Austen is hailed as an expert on social manners, but there is much more to discover about Austen’s point of view and her themes here in Pride & Prejudice, her second novel to be published. In the early 1800s, the novel as an art form was still in flux, and its proper style and characteristics were not yet fixed, as famous male writers such as Sir Walter Scott and Charles Dickens had not yet claimed it for themselves. It is perhaps due to this that Austen gets away with depicting a quick-witted and opinionated woman as her protagonist, who refuses not one but two decent marriage proposals, which would have been scandalous at the time.
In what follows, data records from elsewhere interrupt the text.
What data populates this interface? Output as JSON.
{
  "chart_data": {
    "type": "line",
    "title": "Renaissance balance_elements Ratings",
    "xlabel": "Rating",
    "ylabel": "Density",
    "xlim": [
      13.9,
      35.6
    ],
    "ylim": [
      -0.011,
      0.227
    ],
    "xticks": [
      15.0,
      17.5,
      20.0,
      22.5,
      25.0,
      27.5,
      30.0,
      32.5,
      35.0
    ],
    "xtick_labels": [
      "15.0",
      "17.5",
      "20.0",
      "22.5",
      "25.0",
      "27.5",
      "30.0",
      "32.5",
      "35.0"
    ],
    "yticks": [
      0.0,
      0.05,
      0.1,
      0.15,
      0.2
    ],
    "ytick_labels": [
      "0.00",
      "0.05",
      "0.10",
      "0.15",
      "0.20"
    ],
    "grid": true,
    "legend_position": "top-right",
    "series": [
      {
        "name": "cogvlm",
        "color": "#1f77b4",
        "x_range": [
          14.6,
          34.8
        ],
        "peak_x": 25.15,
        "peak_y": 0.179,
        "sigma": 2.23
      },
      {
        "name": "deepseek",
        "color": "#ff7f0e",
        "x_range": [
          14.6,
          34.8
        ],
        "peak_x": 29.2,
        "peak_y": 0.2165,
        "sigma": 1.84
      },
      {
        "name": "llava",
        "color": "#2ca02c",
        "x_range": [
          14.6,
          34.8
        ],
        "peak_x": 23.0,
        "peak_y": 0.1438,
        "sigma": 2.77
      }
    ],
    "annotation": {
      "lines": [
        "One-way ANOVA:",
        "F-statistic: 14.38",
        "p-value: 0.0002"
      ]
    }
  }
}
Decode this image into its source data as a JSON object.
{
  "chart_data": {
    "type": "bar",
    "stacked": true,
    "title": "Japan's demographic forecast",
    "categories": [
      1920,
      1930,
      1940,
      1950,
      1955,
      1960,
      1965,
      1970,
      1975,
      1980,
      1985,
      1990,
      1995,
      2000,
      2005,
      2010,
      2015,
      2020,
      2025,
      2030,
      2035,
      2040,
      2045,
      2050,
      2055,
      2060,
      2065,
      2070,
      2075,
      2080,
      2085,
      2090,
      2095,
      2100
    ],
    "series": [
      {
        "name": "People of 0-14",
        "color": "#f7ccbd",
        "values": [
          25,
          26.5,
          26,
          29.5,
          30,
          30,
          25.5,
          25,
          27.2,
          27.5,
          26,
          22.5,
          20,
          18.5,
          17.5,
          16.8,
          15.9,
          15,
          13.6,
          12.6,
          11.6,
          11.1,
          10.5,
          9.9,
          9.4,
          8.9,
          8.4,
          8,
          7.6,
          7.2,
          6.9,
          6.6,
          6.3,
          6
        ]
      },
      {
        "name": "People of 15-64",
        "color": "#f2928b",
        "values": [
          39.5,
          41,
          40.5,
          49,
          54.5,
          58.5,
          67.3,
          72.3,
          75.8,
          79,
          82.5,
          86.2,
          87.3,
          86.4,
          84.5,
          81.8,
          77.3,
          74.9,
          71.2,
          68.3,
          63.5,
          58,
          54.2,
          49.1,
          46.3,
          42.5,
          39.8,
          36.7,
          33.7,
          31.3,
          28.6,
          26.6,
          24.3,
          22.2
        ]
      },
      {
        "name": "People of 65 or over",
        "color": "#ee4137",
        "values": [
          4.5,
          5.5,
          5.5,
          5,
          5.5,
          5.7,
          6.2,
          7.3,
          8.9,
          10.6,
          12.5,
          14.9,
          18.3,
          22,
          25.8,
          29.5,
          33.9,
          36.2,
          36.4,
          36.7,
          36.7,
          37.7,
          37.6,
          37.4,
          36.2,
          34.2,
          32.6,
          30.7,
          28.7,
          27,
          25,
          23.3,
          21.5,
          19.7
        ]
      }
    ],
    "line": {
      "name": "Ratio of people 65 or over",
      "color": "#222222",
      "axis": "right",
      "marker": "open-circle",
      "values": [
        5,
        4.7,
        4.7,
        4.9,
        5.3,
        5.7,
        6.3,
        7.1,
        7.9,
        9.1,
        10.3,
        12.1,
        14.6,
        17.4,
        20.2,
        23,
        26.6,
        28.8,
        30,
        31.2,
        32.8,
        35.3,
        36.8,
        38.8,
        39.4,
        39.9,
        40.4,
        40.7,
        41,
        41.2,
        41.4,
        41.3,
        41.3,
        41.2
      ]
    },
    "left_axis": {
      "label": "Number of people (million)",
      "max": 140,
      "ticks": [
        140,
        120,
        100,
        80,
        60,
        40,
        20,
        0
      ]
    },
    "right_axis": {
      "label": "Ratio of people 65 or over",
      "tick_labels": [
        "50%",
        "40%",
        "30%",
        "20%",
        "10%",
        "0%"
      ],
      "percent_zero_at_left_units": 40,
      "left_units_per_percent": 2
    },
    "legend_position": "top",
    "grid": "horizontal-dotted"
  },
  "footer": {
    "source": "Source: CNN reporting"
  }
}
Yet Austen grants her heroine, Elizabeth Bennet, absolute freedom to be an individual—freedom even to initially reject the man she will eventually marry. While some of Austen’s ideas may be political, the tone of her writing is as fun and sharp-witted as ever. She proves herself to be a master of dialogue and character voice here, as no one could forget the flighty Mrs. Bennet, the obsequious Mr. Collins, or the outrageously snobbish Lady Catherine de Bourgh. Nor is it possible to forget the depth of feeling on display when Elizabeth Bennet and Mr. Darcy finally come to understand one another.